There was one hint of the scares at the end of Episode 1 as Elle meets up with the English industrialist whose eyes flame unnaturally.
The Look, and Techniques
One visual reference for “Gremlins: Secrets of the Mogwai” was “Spirited Away” and other “painterly” films, said Chun. CG sometimes can age. We wanted to make a show that didn’t age quite as quickly: We wanted it to feel like if you actually paused the frames, you can see brushstrokes,” he added.
Backgrounds are painted, the characters, however, are CG: “We wanted to move the camera in a very cinematic way, like the original movies and Amblin films,” Chun said.
Caught on a large screen, such as the Bonlieu’s, one of the major visual impacts of “Secrets of the Mogwai” is the kinetic power of long dolly-style shots, the camera hurtling down passageways backstage at the circus, or gliding past Himalaya peaks and ice walls, adopting the eagle’s POV.
Each episode has its own visual concept, delivering different kinds of scares, Chun anticipated.
The Series’ Importance for the American Asian and Pacific Islander (AAPI) Community
“I remember on day one when I was writing the pilot, and I got to write as the first line: ‘Note to the reader. Unless otherwise noted, all characters are Chinese,’” Chun recalled.

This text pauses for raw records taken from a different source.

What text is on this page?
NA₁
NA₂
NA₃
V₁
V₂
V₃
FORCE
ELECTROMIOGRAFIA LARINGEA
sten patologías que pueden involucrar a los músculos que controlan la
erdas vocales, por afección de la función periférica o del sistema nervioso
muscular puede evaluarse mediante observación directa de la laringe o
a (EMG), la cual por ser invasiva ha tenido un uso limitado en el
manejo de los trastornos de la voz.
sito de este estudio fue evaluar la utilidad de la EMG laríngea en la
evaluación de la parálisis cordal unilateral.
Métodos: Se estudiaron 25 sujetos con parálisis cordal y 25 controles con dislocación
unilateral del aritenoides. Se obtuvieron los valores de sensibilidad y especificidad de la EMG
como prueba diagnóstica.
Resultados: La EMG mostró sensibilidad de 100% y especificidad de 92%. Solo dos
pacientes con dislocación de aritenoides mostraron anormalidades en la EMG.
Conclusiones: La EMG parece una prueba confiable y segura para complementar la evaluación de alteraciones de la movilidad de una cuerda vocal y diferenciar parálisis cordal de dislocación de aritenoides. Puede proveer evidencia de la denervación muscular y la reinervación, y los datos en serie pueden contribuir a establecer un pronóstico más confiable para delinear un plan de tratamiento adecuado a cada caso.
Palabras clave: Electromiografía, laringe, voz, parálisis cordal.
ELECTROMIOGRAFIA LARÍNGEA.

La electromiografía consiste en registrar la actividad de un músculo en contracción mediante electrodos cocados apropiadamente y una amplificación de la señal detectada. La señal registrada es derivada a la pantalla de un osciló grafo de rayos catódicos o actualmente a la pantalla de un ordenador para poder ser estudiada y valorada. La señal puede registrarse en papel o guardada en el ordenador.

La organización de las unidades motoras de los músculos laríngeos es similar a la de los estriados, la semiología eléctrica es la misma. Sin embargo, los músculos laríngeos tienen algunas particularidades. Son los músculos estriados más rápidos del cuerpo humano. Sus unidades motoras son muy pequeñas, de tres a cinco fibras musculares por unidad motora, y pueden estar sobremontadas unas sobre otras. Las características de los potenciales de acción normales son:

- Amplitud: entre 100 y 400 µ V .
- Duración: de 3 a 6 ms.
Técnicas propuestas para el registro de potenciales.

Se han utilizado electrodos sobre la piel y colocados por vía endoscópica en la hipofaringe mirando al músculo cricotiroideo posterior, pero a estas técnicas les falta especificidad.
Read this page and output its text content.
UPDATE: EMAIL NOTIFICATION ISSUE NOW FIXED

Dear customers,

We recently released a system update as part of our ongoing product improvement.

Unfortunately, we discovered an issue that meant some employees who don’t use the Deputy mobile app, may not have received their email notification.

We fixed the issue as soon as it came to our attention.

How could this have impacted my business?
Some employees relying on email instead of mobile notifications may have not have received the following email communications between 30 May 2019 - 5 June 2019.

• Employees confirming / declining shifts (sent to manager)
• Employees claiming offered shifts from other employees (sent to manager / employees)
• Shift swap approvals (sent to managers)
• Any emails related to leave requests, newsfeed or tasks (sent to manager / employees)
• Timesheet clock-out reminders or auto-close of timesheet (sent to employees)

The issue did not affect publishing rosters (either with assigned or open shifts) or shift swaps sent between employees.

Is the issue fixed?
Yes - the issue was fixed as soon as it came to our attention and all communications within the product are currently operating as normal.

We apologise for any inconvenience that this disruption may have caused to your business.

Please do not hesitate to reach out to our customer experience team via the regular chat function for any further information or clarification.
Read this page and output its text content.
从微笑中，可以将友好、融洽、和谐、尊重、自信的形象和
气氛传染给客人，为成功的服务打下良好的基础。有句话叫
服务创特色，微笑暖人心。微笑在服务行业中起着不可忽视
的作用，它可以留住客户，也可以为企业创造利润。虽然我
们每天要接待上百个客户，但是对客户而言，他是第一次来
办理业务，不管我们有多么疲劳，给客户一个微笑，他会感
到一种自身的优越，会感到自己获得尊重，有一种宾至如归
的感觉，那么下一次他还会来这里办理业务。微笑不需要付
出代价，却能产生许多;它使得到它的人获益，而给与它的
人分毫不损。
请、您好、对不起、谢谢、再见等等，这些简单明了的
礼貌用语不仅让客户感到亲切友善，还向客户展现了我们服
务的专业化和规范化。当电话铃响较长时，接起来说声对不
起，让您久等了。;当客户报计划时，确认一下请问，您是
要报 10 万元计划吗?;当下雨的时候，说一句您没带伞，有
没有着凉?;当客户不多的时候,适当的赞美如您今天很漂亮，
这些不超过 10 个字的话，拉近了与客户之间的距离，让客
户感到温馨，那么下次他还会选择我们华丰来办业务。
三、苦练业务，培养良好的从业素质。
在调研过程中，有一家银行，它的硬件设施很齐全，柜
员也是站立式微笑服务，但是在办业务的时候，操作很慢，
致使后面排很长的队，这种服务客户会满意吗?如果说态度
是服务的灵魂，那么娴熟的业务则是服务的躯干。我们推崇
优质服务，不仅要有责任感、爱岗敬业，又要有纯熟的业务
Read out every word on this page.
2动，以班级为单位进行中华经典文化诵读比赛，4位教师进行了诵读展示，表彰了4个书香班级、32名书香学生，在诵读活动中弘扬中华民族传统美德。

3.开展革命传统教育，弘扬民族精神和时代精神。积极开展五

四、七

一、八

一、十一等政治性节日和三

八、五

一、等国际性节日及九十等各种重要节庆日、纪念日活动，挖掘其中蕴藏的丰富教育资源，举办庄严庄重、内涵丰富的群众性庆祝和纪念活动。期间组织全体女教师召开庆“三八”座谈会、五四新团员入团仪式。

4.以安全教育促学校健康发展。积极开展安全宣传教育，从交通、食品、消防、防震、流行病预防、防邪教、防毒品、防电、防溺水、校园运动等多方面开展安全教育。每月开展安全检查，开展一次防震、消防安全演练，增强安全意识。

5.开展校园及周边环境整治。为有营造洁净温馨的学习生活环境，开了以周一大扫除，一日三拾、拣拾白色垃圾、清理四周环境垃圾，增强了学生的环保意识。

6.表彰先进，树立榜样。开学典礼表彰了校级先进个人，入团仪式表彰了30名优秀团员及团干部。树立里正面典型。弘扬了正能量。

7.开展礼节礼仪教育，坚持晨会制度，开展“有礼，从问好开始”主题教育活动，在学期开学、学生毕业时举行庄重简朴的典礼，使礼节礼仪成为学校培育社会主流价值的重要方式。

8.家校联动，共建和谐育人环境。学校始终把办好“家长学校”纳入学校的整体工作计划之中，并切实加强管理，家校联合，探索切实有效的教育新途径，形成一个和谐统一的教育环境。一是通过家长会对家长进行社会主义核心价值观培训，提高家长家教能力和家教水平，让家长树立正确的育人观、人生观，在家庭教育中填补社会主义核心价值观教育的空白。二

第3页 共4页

“I honestly never thought that I would live long enough for that to be the case, that I could write that into a screenplay of a show for a studio that was going to be distributed on a major network,” he added.
“Behind the camera, so many of the storyboard artists, and directors [of departments] are Chinese American. We have incredible Chinese and Asian voice cast,” Chun went on.
The series is steeped in Chinese culture and mythology, producers, writers, directors and artists conducting extensive research to portray 1920s China accurately while introducing the audience to spirits and monsters packing out Chinese mythology. Sam’s grandpa was originally imagined, for example, as having a queue cut – shaved with a long ponytail – but this was finally ruled out as historically inaccurate. Mythological figures include fox spirits and inhabitants of a Spirit Market, based on ancient watercolours of underworld ghosts.
1984 “Gremlins” was made with envelope-pushing black comedy, tipping its hat to ‘50s B movies. Such figures are one indication that the animated prequel series will indeed get darker.